Mr. Kaplan was a life-long friend of NSC. He served the Council in many capacities for more than 60 years, including such roles as chairman of the NSC Public Safety Education committee, member of the NSC board of directors and a member of the team that led NSC to be granted a U.S. Congressional Charter in 1953.
Mr. Kaplan was the first employee and president of the Southern California Chapter of NSC. He was instrumental in building awareness for safety belt use through the "Buckle Up for Life Challenge," a program that combined a unique coalition of media, local government, employers and community groups. He also was one of the founders of the Operation Safety program.

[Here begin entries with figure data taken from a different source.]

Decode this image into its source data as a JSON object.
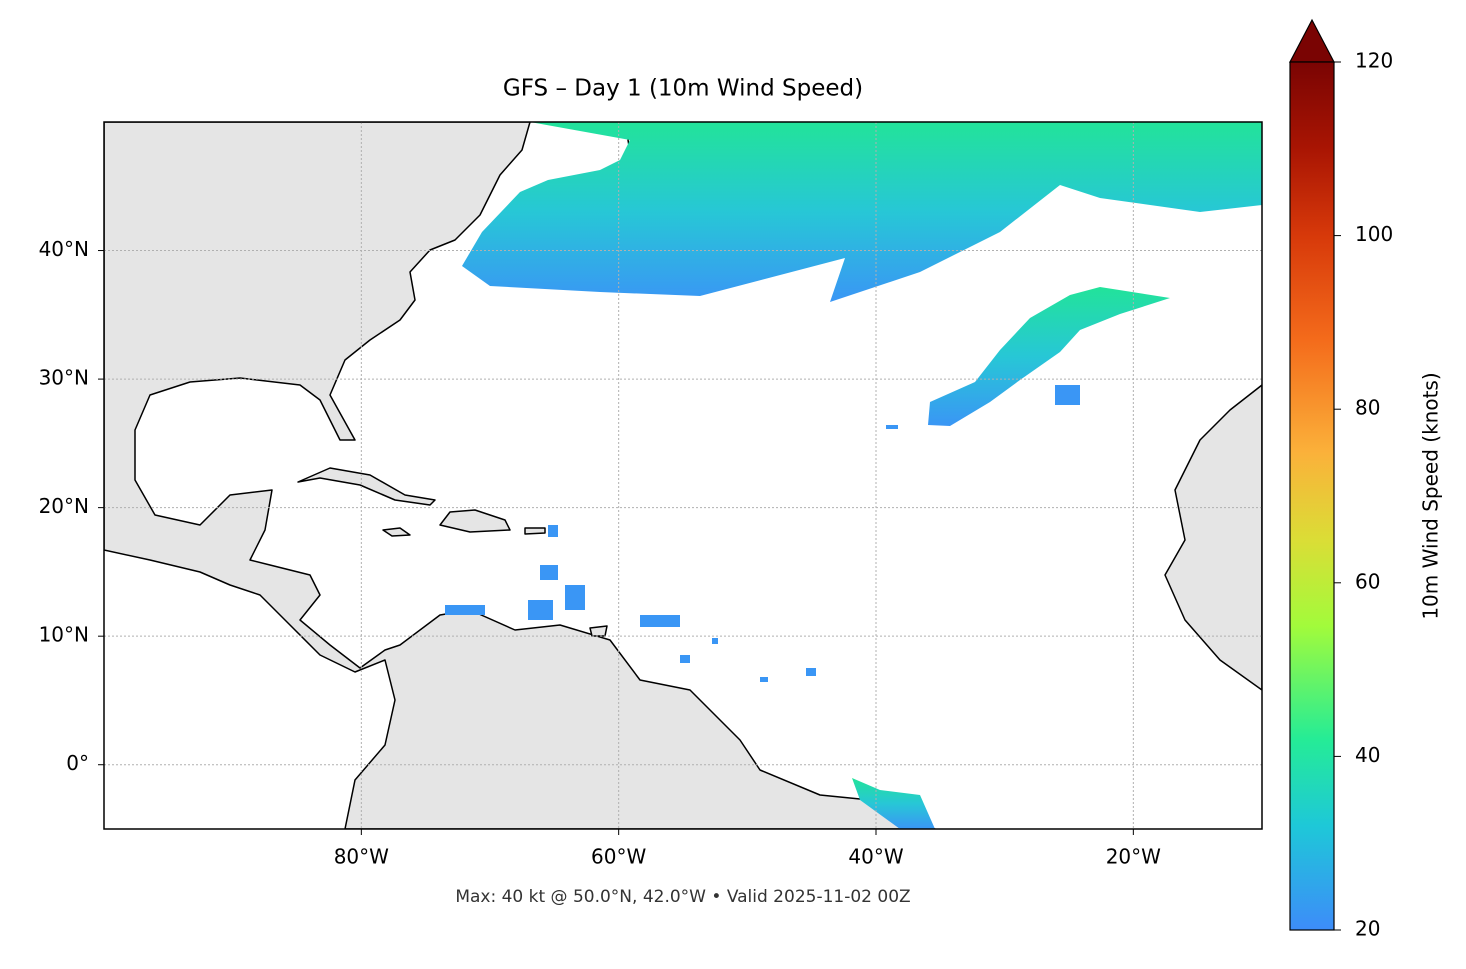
{
  "title": "GFS – Day 1 (10m Wind Speed)",
  "xlim": [
    -100,
    -10
  ],
  "ylim": [
    -5,
    50
  ],
  "xticks": [
    {
      "value": -80,
      "label": "80°W"
    },
    {
      "value": -60,
      "label": "60°W"
    },
    {
      "value": -40,
      "label": "40°W"
    },
    {
      "value": -20,
      "label": "20°W"
    }
  ],
  "yticks": [
    {
      "value": 0,
      "label": "0°"
    },
    {
      "value": 10,
      "label": "10°N"
    },
    {
      "value": 20,
      "label": "20°N"
    },
    {
      "value": 30,
      "label": "30°N"
    },
    {
      "value": 40,
      "label": "40°N"
    }
  ],
  "grid": true,
  "colorbar": {
    "label": "10m Wind Speed (knots)",
    "lim": [
      20,
      120
    ],
    "ticks": [
      20,
      40,
      60,
      80,
      100,
      120
    ]
  },
  "footer": "Max: 40 kt @ 50.0°N, 42.0°W • Valid 2025-11-02 00Z"
}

Since his initial involvement with the Los Angeles Safety Council in 1936, Mr. Kaplan was a pioneer in the creation of safety education films for the public and industry. In the 1950s, he served on the White House Commission for Traffic Safety under President Eisenhower and was the first safety council manager to serve as chairman of the Conference of State and Local Safety Organizations of the U.S. and Canada.
In 2004, NSC established the Joseph M. Kaplan Safe Driver of the Year Award. The award pays tribute to Kaplan's life-long dedication to traffic safety and recognizes outstanding drivers throughout the country who have driven a significant number of miles/years behind the wheel without incurring a preventable accident.
Among his many achievements, Mr. Kaplan received the ASSE J. Wesley Gebb Memorial Award in 2005 and was made a fellow of the Institute for the Advancement of Engineering in Los Angeles.
Mr. Kaplan was a friend to many at the National Safety Council and will be greatly missed by all who knew him.